How I Built an Offline AI Orchestrator in 100% Rust (Goodbye, OpenAI Bills)

#programming #opensource #ai #rust

The cloud is great, until you get the bill.

Like many developers, I wanted to build "Agentic Workflows"—systems where one AI model’s output triggers another’s action. But every time I wanted to test a multi-step chain, I hit the same three walls:

The Token Tax: Iterating on complex logic meant burning API credits.
Privacy: I couldn't build workflows that touched sensitive local files because everything had to be shipped to a remote server.
Latency: Waiting for a server round-trip just to summarize a local text file felt inefficient.

I realized I didn't need another wrapper around the OpenAI API. I needed a "Unix pipe" for local intelligence.

So I built LAO (Local AI Orchestrator)—a desktop tool written entirely in Rust (from the backend logic to the GUI) that chains local models like Llama 3 and Whisper into powerful, offline workflows.

What is LAO?

LAO is a cross-platform desktop application that lets you visually build Directed Acyclic Graphs (DAGs) of AI tasks.

Instead of writing Python scripts to glue models together, you define steps: "Watch this folder for audio files" -> "Transcribe with Whisper" -> "Summarize with Llama 3" -> "Save to Markdown".

And here is the kicker: It runs 100% offline. No internet, no API keys, no monthly subscriptions.

The Stack: "Full Stack" Rust

I chose Rust not just for performance, but for correctness. When you are orchestrating heavy compute tasks (like loading a 7GB model into RAM), memory safety isn't optional.

1. The Core (Systems Engineering)

The backend isn't just a script runner. It's a custom DAG Engine that handles:

Dependency Resolution: Ensuring Step B never runs if Step A fails.
Hot-Swappable Plugins: I built a dynamic plugin system using Rust's libloading. Plugins (like the Ollama interface or the Whisper engine) are compiled as shared libraries (.so/.dll) and loaded at runtime.
State Management: If the app crashes, the WorkflowScheduler knows exactly where it left off.

2. The UI (egui)

Initially, I considered using a web-based frontend.

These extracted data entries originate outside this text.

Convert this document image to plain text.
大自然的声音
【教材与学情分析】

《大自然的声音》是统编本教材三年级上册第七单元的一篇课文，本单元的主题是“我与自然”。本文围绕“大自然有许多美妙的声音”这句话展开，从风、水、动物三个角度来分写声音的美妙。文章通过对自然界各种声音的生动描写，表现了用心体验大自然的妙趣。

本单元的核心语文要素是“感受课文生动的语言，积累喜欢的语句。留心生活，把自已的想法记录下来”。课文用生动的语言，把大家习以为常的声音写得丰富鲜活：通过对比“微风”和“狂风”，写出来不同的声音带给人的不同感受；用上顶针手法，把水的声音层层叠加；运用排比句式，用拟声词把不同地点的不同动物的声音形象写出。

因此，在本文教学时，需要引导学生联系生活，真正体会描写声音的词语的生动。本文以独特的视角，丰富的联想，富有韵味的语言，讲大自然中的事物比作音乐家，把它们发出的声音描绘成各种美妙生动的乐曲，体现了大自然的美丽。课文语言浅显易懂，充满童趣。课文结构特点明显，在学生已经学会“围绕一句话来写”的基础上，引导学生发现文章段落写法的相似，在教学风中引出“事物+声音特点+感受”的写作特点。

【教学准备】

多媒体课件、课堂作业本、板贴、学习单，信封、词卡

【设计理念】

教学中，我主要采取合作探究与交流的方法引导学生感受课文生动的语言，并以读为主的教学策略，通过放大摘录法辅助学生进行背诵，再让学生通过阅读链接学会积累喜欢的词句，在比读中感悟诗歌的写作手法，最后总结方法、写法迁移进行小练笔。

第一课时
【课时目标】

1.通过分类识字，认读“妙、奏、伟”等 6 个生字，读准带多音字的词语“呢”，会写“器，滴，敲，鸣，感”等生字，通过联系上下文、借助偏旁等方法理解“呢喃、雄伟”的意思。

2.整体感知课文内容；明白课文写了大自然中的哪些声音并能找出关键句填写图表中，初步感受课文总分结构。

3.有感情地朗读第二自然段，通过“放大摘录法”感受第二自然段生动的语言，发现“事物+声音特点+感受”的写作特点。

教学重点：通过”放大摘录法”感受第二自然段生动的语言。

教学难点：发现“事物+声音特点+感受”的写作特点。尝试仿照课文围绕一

But I wanted LAO to feel like a tool, not a website.

I built the entire interface using egui (an immediate mode GUI library for Rust).

Why egui? It compiles to a single binary with the backend. No Electron bloat, no 200MB memory overhead just to render a button.
Performance: The visual graph editor renders at 60FPS even with complex workflows because it's running natively on the GPU.

The Coolest Part: Dynamic Plugin Loading

The hardest technical challenge was making the system extensible without recompiling the core. I needed a way to load new capabilities (like a new model type) on the fly.

Here is a snippet from the PluginManager that handles hot reloading. It safely unloads the old plugin code and swaps in the new version while the app is running:

// core/plugin_manager.rs

pub fn hot_reload_plugin(&mut self, name: &str) -> Result<()> {
    println!("🔄 Hot reloading plugin: {}", name);

    // 1. Emit unload event so the UI can clean up
    self.emit_event(PluginEvent::PluginUnloaded {
        plugin_name: name.to_string(),
    });

    // 2. Safely remove the old library from memory
    if self.registry.plugins.contains_key(name) {
        // In the real impl, we drop the dynamic library handle here
        self.registry.plugins.remove(name);
    }

    // 3. Load the new binary from disk
    self.load_plugins()?;

    println!("✓ Successfully hot reloaded plugin: {}", name);
    Ok(())
}

This architecture allows developers to write their own Rust plugins for LAO and drop the .dll or .so file into the plugins/ folder, and the engine picks it up instantly.